By Ralph Hood
There was a wonderful movie entitled On the Beach. This is not that story—I just borrowed the title.
I was on the first team of beach lifeguards hired for Jekyll Island, Georgia.
The ride to Jekyll was usually the most exciting part of the day. The state sent a pickup truck to get us. The causeway was a roller coaster of dips and waves, and we urged the driver—who was not that much older than we—to ever-greater speeds as we rattled around in back. The truck had a big slab of concrete in the back, to help provide traction in sand, and I hung tightly to the handles on that slab. It sat right next to the open tailgate, but I was convinced it was too heavy to bounce out. Later, in flight training, I learned that heavy things bounce at least as well as light things. I lie awake at night to this day imagining that slab—with me clutching tightly on top—sliding down the causeway at 90 miles per hour.
Practical jokes abounded on the beach.

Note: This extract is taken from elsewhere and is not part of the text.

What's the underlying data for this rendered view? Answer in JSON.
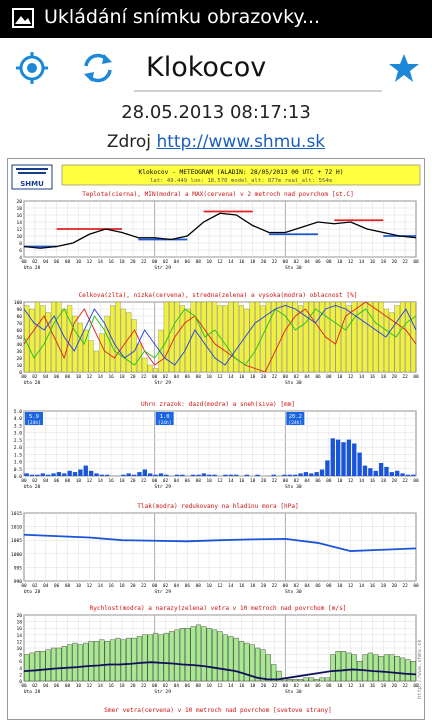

We once sent Suellen Wheless—or was it Tootsie Hickox?—from one end of the beach to the other—which was about a two mile walk roundtrip—hunting for the non-existent “wave gauge” so we could measure the waves for the “Hurricane Bureau” in Atlanta.

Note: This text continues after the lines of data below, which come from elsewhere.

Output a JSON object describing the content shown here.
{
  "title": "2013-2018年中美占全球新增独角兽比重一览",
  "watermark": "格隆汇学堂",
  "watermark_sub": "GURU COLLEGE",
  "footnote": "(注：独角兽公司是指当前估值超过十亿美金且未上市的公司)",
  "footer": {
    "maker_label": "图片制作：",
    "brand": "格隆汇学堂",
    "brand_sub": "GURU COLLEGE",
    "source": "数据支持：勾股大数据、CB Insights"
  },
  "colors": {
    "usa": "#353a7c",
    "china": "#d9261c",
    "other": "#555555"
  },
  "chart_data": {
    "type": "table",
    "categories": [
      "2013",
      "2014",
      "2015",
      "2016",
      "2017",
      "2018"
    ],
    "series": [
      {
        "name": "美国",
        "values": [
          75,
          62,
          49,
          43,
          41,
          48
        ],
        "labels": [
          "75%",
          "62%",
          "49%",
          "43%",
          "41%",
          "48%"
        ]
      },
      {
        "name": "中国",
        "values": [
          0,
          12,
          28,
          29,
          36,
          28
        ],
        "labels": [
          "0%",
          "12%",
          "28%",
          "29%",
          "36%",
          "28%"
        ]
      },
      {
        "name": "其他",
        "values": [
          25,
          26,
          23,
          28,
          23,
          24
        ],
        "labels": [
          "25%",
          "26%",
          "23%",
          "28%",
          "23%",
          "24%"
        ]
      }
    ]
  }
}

Tourists were fair game. A woman approached lifeguard Raymond West one day with several small crabs in a cardboard box. She wanted to set them free so they could live happily ever after. Raymond carefully examined the crabs and opined to the lady that those were some mighty nice crabs. He then pointed her to a particular part of the water, telling her that, “Most people turn them loose right there, and they seem to like that spot.” He then directed her step by step to the perfect spot. She dumped the crabs in, and then Raymond hollered, “Now run!” The lady floundered out of the water in a dead panic, and Raymond solemnly announced, “Good job.”
Tourists became highly upset when stung by jellyfish. As all Jekyll Island folk know, a jellyfish sting hurts like fury for 20 minutes or so, then pretty much goes away. We never could convince tourists of that, so we kept a bottle of “Lifeguard Jellyfish Remedy.” When a little old lady came up frantically reporting that she had been “bitten” by a “Portuguese Man O’ War,” we jumped up as if the situation were indeed dire, and instructed her to quickly apply the Lifeguard Jellyfish Remedy. That being done, we told her it would stop the pain in only 20 minutes. She was amazed when it did exactly that. What was in our famous remedy? Oh, whatever we had around—ketchup, mostly, with a little Coca-Cola for color, and maybe a dab of mayonnaise for thickening. It didn’t really matter; it always worked in about 20 minutes.
We also told a few people about the 80-year-old millionaire who—we said— swam from the tip end of Jekyll every Saturday morning at dawn. The story was he arrived in a chauffeur-driven Rolls Royce limousine with a canoe on top. The chauffeur paddled the canoe alongside as the old gentleman swam six miles across St. Andrews Sound to Little Cumberland Island. Oddly, nobody ever told one of the lifeguards that the story wasn’t true, so he showed up at dawn one Saturday to see the old man swim. The old man didn’t show up.
We were afraid to tell the lifeguard the truth. He may not know to this day.